I am wondering if there is a function that allows me to truncate a chunk at the beginning of the alignment and another chunk at the end. My 16S sequences are aligned, but the beginning and the end of the alignment show sequences that are all staggered between them for a lenght of about 170 sites. The way I dealt with this when using MEGA 4 was to just truncate those chunks at the beginning and at the end so that I would be left with the core central part that does not have those “empty lines in the betweens” (about 500 nucleotides were left at this point). Is it possible to do the same in Mothur? I am wondering if the “filter” command is the one that would work…
When you say truncate, you mean that you don’t want the beginning and end sections to be counted when building the distance matrix, right?
If so, generating a hard filter and using the filter.seqs command would work for this. Take a look at the Lane mask to get an idea of what it looks like (http://www.mothur.org/w/images/2/2a/Lane1241.gg.filter) You want to place zeroes where you want to ignore columns, and ones(1) where you want to count the columns. You need to build the filter so that it is the exact length of your alignment space. The size of your alignment space is different if you used greengenes, silva, and if you have already used filter.seqs to remove dots and dashes in every column.
Hope this helps
Thanks! Your answer was useful to understand the meaning and the usefulness of a hard mask.
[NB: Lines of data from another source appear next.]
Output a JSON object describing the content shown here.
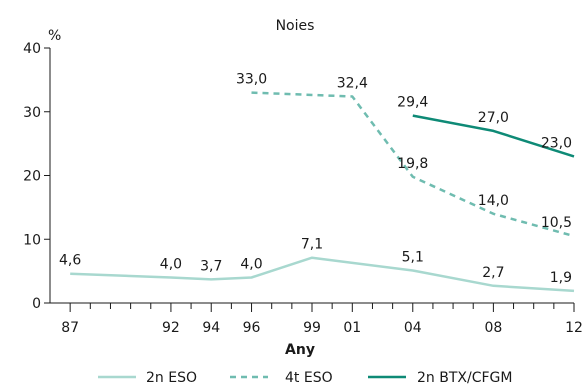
{
  "chart_data": {
    "type": "line",
    "title": "Noies",
    "ylabel": "%",
    "xlabel": "Any",
    "ylim": [
      0,
      40
    ],
    "yticks": [
      0,
      10,
      20,
      30,
      40
    ],
    "x_range": [
      1986,
      2012
    ],
    "x_tick_labels": [
      {
        "x": 1987,
        "label": "87"
      },
      {
        "x": 1992,
        "label": "92"
      },
      {
        "x": 1994,
        "label": "94"
      },
      {
        "x": 1996,
        "label": "96"
      },
      {
        "x": 1999,
        "label": "99"
      },
      {
        "x": 2001,
        "label": "01"
      },
      {
        "x": 2004,
        "label": "04"
      },
      {
        "x": 2008,
        "label": "08"
      },
      {
        "x": 2012,
        "label": "12"
      }
    ],
    "minor_ticks": [
      1988,
      1989,
      1990,
      1991,
      1993,
      1995,
      1997,
      1998,
      2000,
      2002,
      2003,
      2005,
      2006,
      2007,
      2009,
      2010,
      2011
    ],
    "grid": false,
    "legend_position": "bottom",
    "series": [
      {
        "name": "2n ESO",
        "color": "#a8d8cf",
        "dash": "solid",
        "points": [
          {
            "x": 1987,
            "y": 4.6,
            "label": "4,6"
          },
          {
            "x": 1992,
            "y": 4.0,
            "label": "4,0"
          },
          {
            "x": 1994,
            "y": 3.7,
            "label": "3,7"
          },
          {
            "x": 1996,
            "y": 4.0,
            "label": "4,0"
          },
          {
            "x": 1999,
            "y": 7.1,
            "label": "7,1"
          },
          {
            "x": 2004,
            "y": 5.1,
            "label": "5,1"
          },
          {
            "x": 2008,
            "y": 2.7,
            "label": "2,7"
          },
          {
            "x": 2012,
            "y": 1.9,
            "label": "1,9"
          }
        ]
      },
      {
        "name": "4t ESO",
        "color": "#6fbcb0",
        "dash": "dashed",
        "points": [
          {
            "x": 1996,
            "y": 33.0,
            "label": "33,0"
          },
          {
            "x": 2001,
            "y": 32.4,
            "label": "32,4"
          },
          {
            "x": 2004,
            "y": 19.8,
            "label": "19,8"
          },
          {
            "x": 2008,
            "y": 14.0,
            "label": "14,0"
          },
          {
            "x": 2012,
            "y": 10.5,
            "label": "10,5"
          }
        ]
      },
      {
        "name": "2n BTX/CFGM",
        "color": "#0e8a76",
        "dash": "solid",
        "points": [
          {
            "x": 2004,
            "y": 29.4,
            "label": "29,4"
          },
          {
            "x": 2008,
            "y": 27.0,
            "label": "27,0"
          },
          {
            "x": 2012,
            "y": 23.0,
            "label": "23,0"
          }
        ]
      }
    ]
  }
}
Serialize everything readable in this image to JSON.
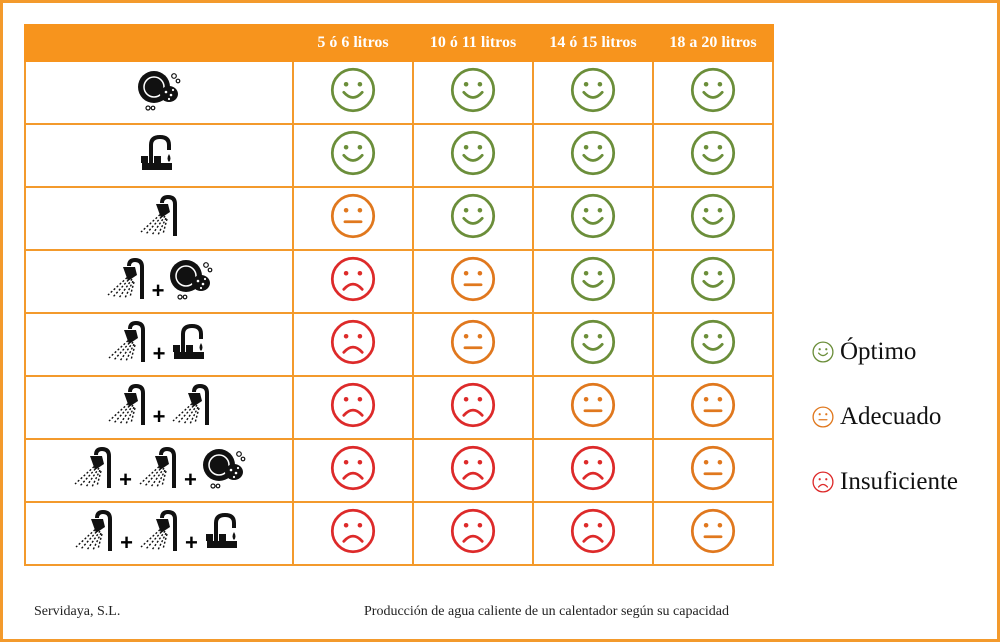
{
  "header": {
    "columns": [
      "",
      "5 ó 6 litros",
      "10 ó 11 litros",
      "14 ó 15 litros",
      "18 a 20 litros"
    ]
  },
  "icons": {
    "dishwasher": "dishwasher-icon",
    "sink": "sink-faucet-icon",
    "shower": "shower-icon",
    "plus": "+"
  },
  "rows": [
    {
      "uses": [
        "dishwasher"
      ],
      "ratings": [
        "optimo",
        "optimo",
        "optimo",
        "optimo"
      ]
    },
    {
      "uses": [
        "sink"
      ],
      "ratings": [
        "optimo",
        "optimo",
        "optimo",
        "optimo"
      ]
    },
    {
      "uses": [
        "shower"
      ],
      "ratings": [
        "adecuado",
        "optimo",
        "optimo",
        "optimo"
      ]
    },
    {
      "uses": [
        "shower",
        "dishwasher"
      ],
      "ratings": [
        "insuficiente",
        "adecuado",
        "optimo",
        "optimo"
      ]
    },
    {
      "uses": [
        "shower",
        "sink"
      ],
      "ratings": [
        "insuficiente",
        "adecuado",
        "optimo",
        "optimo"
      ]
    },
    {
      "uses": [
        "shower",
        "shower"
      ],
      "ratings": [
        "insuficiente",
        "insuficiente",
        "adecuado",
        "adecuado"
      ]
    },
    {
      "uses": [
        "shower",
        "shower",
        "dishwasher"
      ],
      "ratings": [
        "insuficiente",
        "insuficiente",
        "insuficiente",
        "adecuado"
      ]
    },
    {
      "uses": [
        "shower",
        "shower",
        "sink"
      ],
      "ratings": [
        "insuficiente",
        "insuficiente",
        "insuficiente",
        "adecuado"
      ]
    }
  ],
  "legend": {
    "optimo": {
      "label": "Óptimo",
      "color": "#6b8e3a",
      "icon": "smile-face-icon"
    },
    "adecuado": {
      "label": "Adecuado",
      "color": "#e0781e",
      "icon": "neutral-face-icon"
    },
    "insuficiente": {
      "label": "Insuficiente",
      "color": "#dd2a2a",
      "icon": "sad-face-icon"
    }
  },
  "footer": {
    "company": "Servidaya, S.L.",
    "caption": "Producción de agua caliente de un calentador según su capacidad"
  }
}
I actually ended up not needing a hard mask though, because I realized that “Trump=.” would take care of all of the staggered ends of the sequences and make the beginning and the end of the alignement even: if there is just one “.” in the column, the whole column will be delited, even if there are nucleotides data in other sites of the same column.
That is definitely the easier way to do it. I guess the hard mask would only be useful if you wanted to mask sequences that DO overlap completely without any “.” or “-” in any of the columns.